I have 35 years of fire service experience and have been a Fire Chief for over 25 years. My role is to manage the many facets of our operation so financial resources are expended in the most efficient way and recommend to the Board of Fire Commissioners how we best use those financial resources to deliver highest quality of service to our citizens. An example is the District’s expansion of Paramedic Advanced Life Support service to the entire District. When our citizens call 911 for help, close to 80% of the time it is for an acute or traumatic medical emergency. Without question, the District’s Paramedic Firefighters have saved a number of lives over the last three years as a result of that service.
A little about my personal life, I have been married to my wonderful wife for 22 years and I have two kids, both attending college. My daughter is studying veterinary medicine and my son is studying environmental science. I have maintained an interest in martial arts for the last 18 years. In 2005, I won a USKA World Championship in sparring (but don’t be too impressed because it was the old guys division.) The mental and physical discipline I developed in martial arts has translated to all areas of my life and taught me to persevere through tough challenges.
This Is Reno: As a fire fighter, what’s the strangest call you’ve had to respond to?
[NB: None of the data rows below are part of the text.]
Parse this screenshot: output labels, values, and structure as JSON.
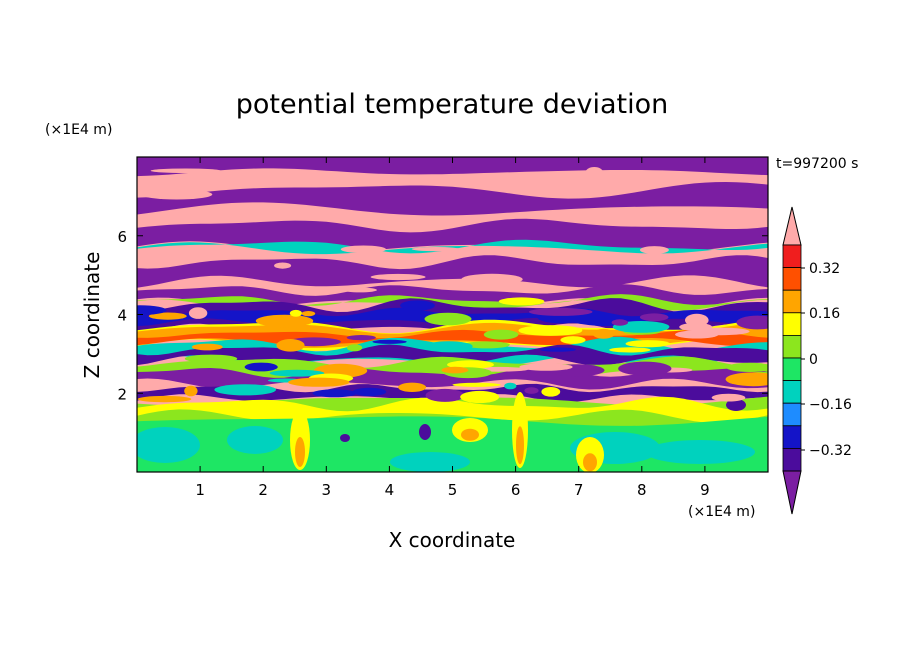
{
  "chart_data": {
    "type": "heatmap",
    "title": "potential temperature deviation",
    "xlabel": "X coordinate",
    "ylabel": "Z coordinate",
    "x_unit": "(×1E4 m)",
    "z_unit": "(×1E4 m)",
    "time_label": "t=997200 s",
    "xlim": [
      0,
      10
    ],
    "ylim": [
      0,
      8
    ],
    "x_ticks": [
      "1",
      "2",
      "3",
      "4",
      "5",
      "6",
      "7",
      "8",
      "9"
    ],
    "y_ticks": [
      "2",
      "4",
      "6"
    ],
    "colorbar": {
      "tick_labels": [
        "0.32",
        "0.16",
        "0",
        "−0.16",
        "−0.32"
      ],
      "levels": [
        -0.4,
        -0.32,
        -0.24,
        -0.16,
        -0.08,
        0,
        0.08,
        0.16,
        0.24,
        0.32,
        0.4
      ],
      "colors": [
        "#7b1ea2",
        "#4b0c9c",
        "#1414c8",
        "#1e8cff",
        "#00d2be",
        "#1ee664",
        "#8ce61e",
        "#ffff00",
        "#ffa500",
        "#ff5000",
        "#f01e1e",
        "#ffaaaa"
      ],
      "extend": "both"
    },
    "legend": "right",
    "grid": false
  }
}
Charles Moore: Over the last 35 years of my career, I have seen many tragic and strange things happen to people. The strangest call I can recall was a response to a vehicle accident with occupants trapped. Arriving on the scene, I didn’t expect the occupants of the car to be pinned inside by a 600 pound elk. Unfortunately, the car hit the elk with enough speed that the animal came through the windshield, landing on top of the driver and his passenger. It took many minutes to free the victims and involved cutting away the back of the vehicle with Jaws of Life tools so there was enough room to bring the victims out the rear of the car. We also had to lift the elk up off of the victims, which was no easy task.
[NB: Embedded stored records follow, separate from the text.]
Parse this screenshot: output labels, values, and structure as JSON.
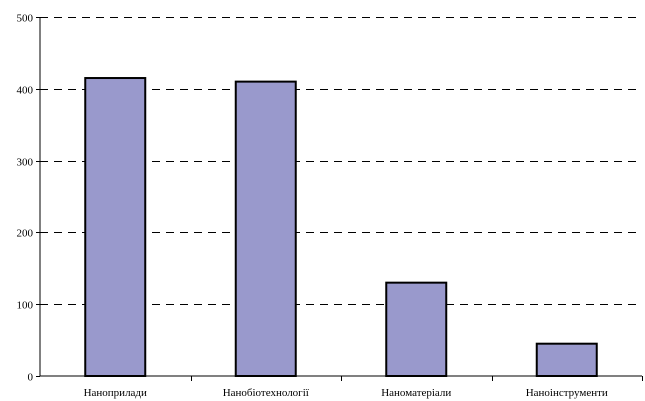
{
  "chart_data": {
    "type": "bar",
    "categories": [
      "Наноприлади",
      "Нанобіотехнології",
      "Наноматеріали",
      "Наноінструменти"
    ],
    "values": [
      415,
      410,
      130,
      45
    ],
    "ylim": [
      0,
      500
    ],
    "yticks": [
      0,
      100,
      200,
      300,
      400,
      500
    ],
    "grid": true,
    "title": "",
    "xlabel": "",
    "ylabel": "",
    "colors": {
      "bar_fill": "#9999cc",
      "bar_stroke": "#000000",
      "grid": "#000000",
      "axis": "#000000"
    }
  }
}
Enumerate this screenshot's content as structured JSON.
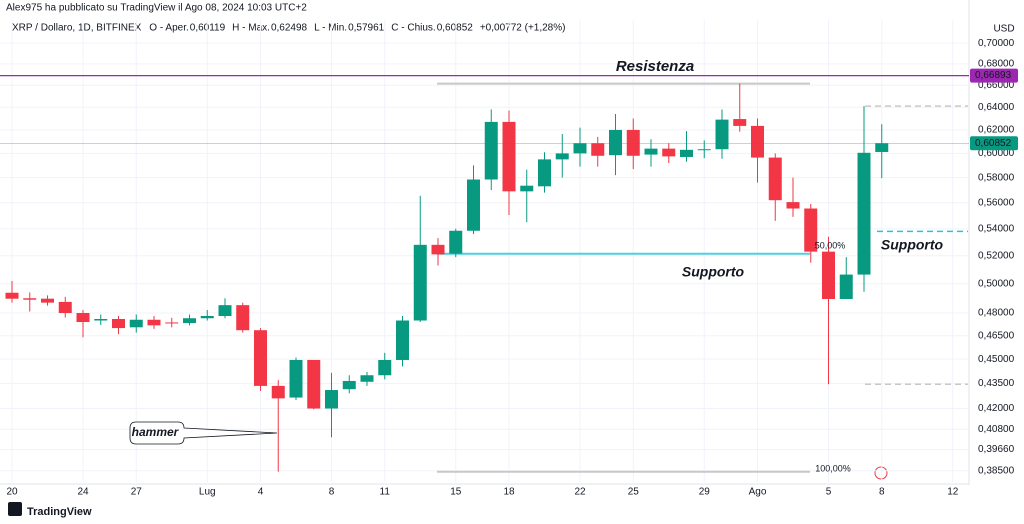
{
  "header": {
    "publisher": "Alex975 ha pubblicato su TradingView il Ago 08, 2024 10:03 UTC+2",
    "symbol": "XRP / Dollaro, 1D, BITFINEX",
    "ohlc": [
      {
        "label": "O - Aper.",
        "value": "0,60119"
      },
      {
        "label": "H - Max.",
        "value": "0,62498"
      },
      {
        "label": "L - Min.",
        "value": "0,57961"
      },
      {
        "label": "C - Chius.",
        "value": "0,60852"
      }
    ],
    "change": "+0,00772 (+1,28%)"
  },
  "footer": {
    "brand": "TradingView"
  },
  "chart_data": {
    "type": "candlestick",
    "currency": "USD",
    "log_scale": true,
    "grid": true,
    "up_color": "#089981",
    "down_color": "#f23645",
    "categories": [
      "20",
      null,
      null,
      null,
      "24",
      null,
      null,
      "27",
      null,
      null,
      null,
      "Lug",
      null,
      null,
      "4",
      null,
      null,
      null,
      "8",
      null,
      null,
      "11",
      null,
      null,
      null,
      "15",
      null,
      null,
      "18",
      null,
      null,
      null,
      "22",
      null,
      null,
      "25",
      null,
      null,
      null,
      "29",
      null,
      null,
      "Ago",
      null,
      null,
      null,
      "5",
      null,
      null,
      "8",
      null,
      null,
      null,
      "12"
    ],
    "open": [
      0.4938,
      0.49,
      0.4897,
      0.4875,
      0.48,
      0.475,
      0.476,
      0.4705,
      0.4755,
      0.4737,
      0.4733,
      0.4765,
      0.478,
      0.4853,
      0.4686,
      0.4335,
      0.4265,
      0.4495,
      0.42,
      0.4315,
      0.436,
      0.44,
      0.4495,
      0.475,
      0.528,
      0.5215,
      0.5385,
      0.5785,
      0.627,
      0.569,
      0.573,
      0.595,
      0.6,
      0.6085,
      0.5985,
      0.62,
      0.599,
      0.604,
      0.597,
      0.603,
      0.6035,
      0.6295,
      0.6235,
      0.5965,
      0.5605,
      0.5555,
      0.523,
      0.4895,
      0.5065,
      0.60119,
      null,
      null,
      null,
      null
    ],
    "high": [
      0.502,
      0.494,
      0.492,
      0.491,
      0.482,
      0.479,
      0.478,
      0.479,
      0.478,
      0.4768,
      0.479,
      0.482,
      0.49,
      0.487,
      0.47,
      0.437,
      0.451,
      0.4495,
      0.4415,
      0.44,
      0.442,
      0.454,
      0.478,
      0.5655,
      0.533,
      0.54,
      0.59,
      0.638,
      0.637,
      0.5865,
      0.601,
      0.6165,
      0.622,
      0.614,
      0.634,
      0.63,
      0.612,
      0.6085,
      0.619,
      0.611,
      0.638,
      0.6615,
      0.63,
      0.6,
      0.58,
      0.559,
      0.534,
      0.519,
      0.641,
      0.62498,
      null,
      null,
      null,
      null
    ],
    "low": [
      0.487,
      0.481,
      0.485,
      0.477,
      0.464,
      0.472,
      0.466,
      0.467,
      0.4695,
      0.4705,
      0.4718,
      0.475,
      0.4765,
      0.467,
      0.4305,
      0.3845,
      0.425,
      0.4195,
      0.4035,
      0.429,
      0.4335,
      0.4375,
      0.4455,
      0.474,
      0.513,
      0.519,
      0.536,
      0.57,
      0.5505,
      0.545,
      0.568,
      0.58,
      0.589,
      0.589,
      0.582,
      0.587,
      0.589,
      0.592,
      0.593,
      0.596,
      0.5955,
      0.6185,
      0.576,
      0.546,
      0.549,
      0.515,
      0.4345,
      0.4895,
      0.4945,
      0.57961,
      null,
      null,
      null,
      null
    ],
    "close": [
      0.4897,
      0.489,
      0.487,
      0.48,
      0.474,
      0.476,
      0.47,
      0.4755,
      0.4718,
      0.4735,
      0.4765,
      0.478,
      0.4853,
      0.4686,
      0.4335,
      0.426,
      0.4495,
      0.42,
      0.431,
      0.4365,
      0.44,
      0.4495,
      0.475,
      0.528,
      0.521,
      0.5385,
      0.5785,
      0.627,
      0.569,
      0.5735,
      0.595,
      0.6,
      0.6085,
      0.598,
      0.62,
      0.598,
      0.604,
      0.5975,
      0.603,
      0.6035,
      0.629,
      0.6235,
      0.5965,
      0.562,
      0.5555,
      0.523,
      0.4895,
      0.5065,
      0.6005,
      0.60852,
      null,
      null,
      null,
      null
    ],
    "ylim": [
      0.379,
      0.723
    ],
    "yticks": [
      {
        "value": 0.7,
        "label": "0,70000"
      },
      {
        "value": 0.68,
        "label": "0,68000"
      },
      {
        "value": 0.66,
        "label": "0,66000"
      },
      {
        "value": 0.64,
        "label": "0,64000"
      },
      {
        "value": 0.62,
        "label": "0,62000"
      },
      {
        "value": 0.6,
        "label": "0,60000"
      },
      {
        "value": 0.58,
        "label": "0,58000"
      },
      {
        "value": 0.56,
        "label": "0,56000"
      },
      {
        "value": 0.54,
        "label": "0,54000"
      },
      {
        "value": 0.52,
        "label": "0,52000"
      },
      {
        "value": 0.5,
        "label": "0,50000"
      },
      {
        "value": 0.48,
        "label": "0,48000"
      },
      {
        "value": 0.465,
        "label": "0,46500"
      },
      {
        "value": 0.45,
        "label": "0,45000"
      },
      {
        "value": 0.435,
        "label": "0,43500"
      },
      {
        "value": 0.42,
        "label": "0,42000"
      },
      {
        "value": 0.408,
        "label": "0,40800"
      },
      {
        "value": 0.3966,
        "label": "0,39660"
      },
      {
        "value": 0.385,
        "label": "0,38500"
      }
    ],
    "price_lines": [
      {
        "value": 0.66893,
        "label": "0,66893",
        "color": "#9c27b0"
      },
      {
        "value": 0.60852,
        "label": "0,60852",
        "color": "#089981"
      }
    ],
    "levels": [
      {
        "value": 0.5215,
        "color": "#4dd0e1",
        "style": "solid"
      },
      {
        "value": 0.538,
        "color": "#26c6da",
        "style": "dashed"
      },
      {
        "value": 0.6615,
        "color": "#c8c8c8",
        "style": "solid"
      },
      {
        "value": 0.3845,
        "color": "#c8c8c8",
        "style": "solid"
      },
      {
        "value": 0.641,
        "color": "#c8c8c8",
        "style": "dashed"
      },
      {
        "value": 0.4345,
        "color": "#c8c8c8",
        "style": "dashed"
      }
    ],
    "annotations": [
      {
        "text": "Resistenza",
        "color": "#9c27b0"
      },
      {
        "text": "Supporto",
        "color": "#26c6da"
      },
      {
        "text": "Supporto",
        "color": "#26c6da"
      },
      {
        "text": "hammer",
        "color": "#131722"
      },
      {
        "text": "50,00%",
        "color": "#80deea"
      },
      {
        "text": "100,00%",
        "color": "#c0c0c0"
      }
    ]
  }
}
This Is Reno: The weather is now turning to hot and dry. How can people protect themselves from fire danger in these last few months leading up to winter?
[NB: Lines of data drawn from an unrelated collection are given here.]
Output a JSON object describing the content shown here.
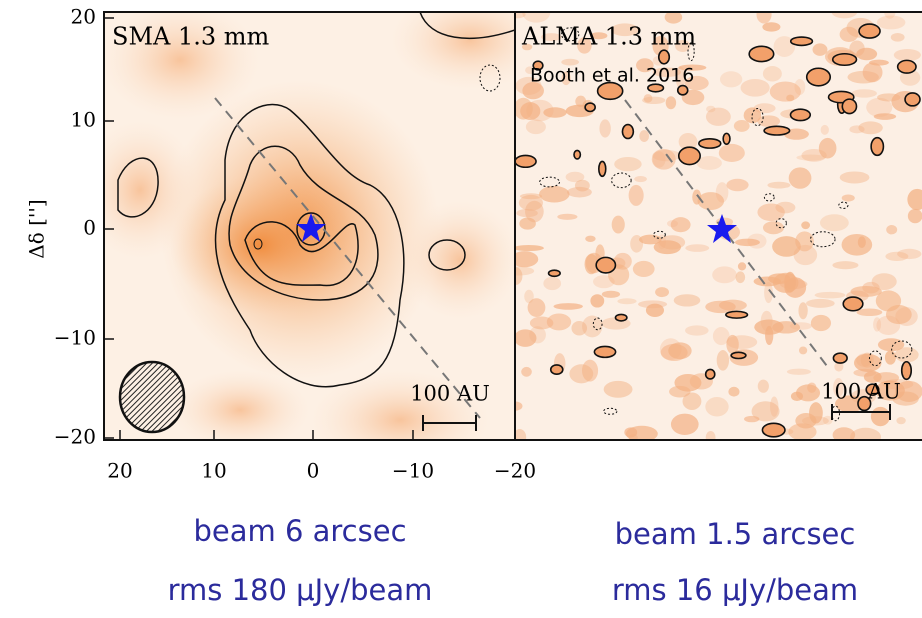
{
  "panels": [
    {
      "label": "SMA 1.3 mm",
      "scale_label": "100 AU"
    },
    {
      "label": "ALMA 1.3 mm",
      "credit": "Booth et al. 2016",
      "scale_label": "100 AU"
    }
  ],
  "y_axis": {
    "label": "Δδ ['']",
    "ticks": [
      "20",
      "10",
      "0",
      "−10",
      "−20"
    ]
  },
  "x_axis": {
    "ticks": [
      "20",
      "10",
      "0",
      "−10",
      "−20"
    ]
  },
  "captions": [
    [
      "beam 6 arcsec",
      "rms 180 μJy/beam"
    ],
    [
      "beam 1.5 arcsec",
      "rms 16 μJy/beam"
    ]
  ]
}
Charles Moore: This is a great question. Keep in mind there are internal and external fire threats to homes. The external threats come from wildfire and the best way for people to protect themselves is to modify their landscaping, and in some cases, also materials on their homes, like roofing materials, so that approaching fires burn around the home – and not into it. www.livingwithfire.info offers great advice to help you create defensible space and it is the single most effective thing you can do to protect your home.
As far as internal fire threats (fires that start inside your home), the District is seeing trends in accidental causes that are easily preventable. Some of our most recent residential fires have been caused by improper disposal of fireplace and barbecue briquette ashes that are not entirely cool. The residual pieces of wood and coal may be cool to the touch, but they are quite often still hot inside. Fires start when these ashes are disposed of before they are completely cold and they re-ignite. Oily rags have also been a recent cause of two destructive fires. Oils like linseed oil, when used on cotton rags, can spontaneously ignite. A chemical reaction between the oil and cotton generates its own heat, enough heat, in some cases, to start a fire.
The District will offer free ash cans again this fall. The ash cans provide a safe way to dispose of ash and oily rags and when used properly, can prevent a disastrous fire. Finally, don’t forget to make sure your home is protected with working smoke detectors.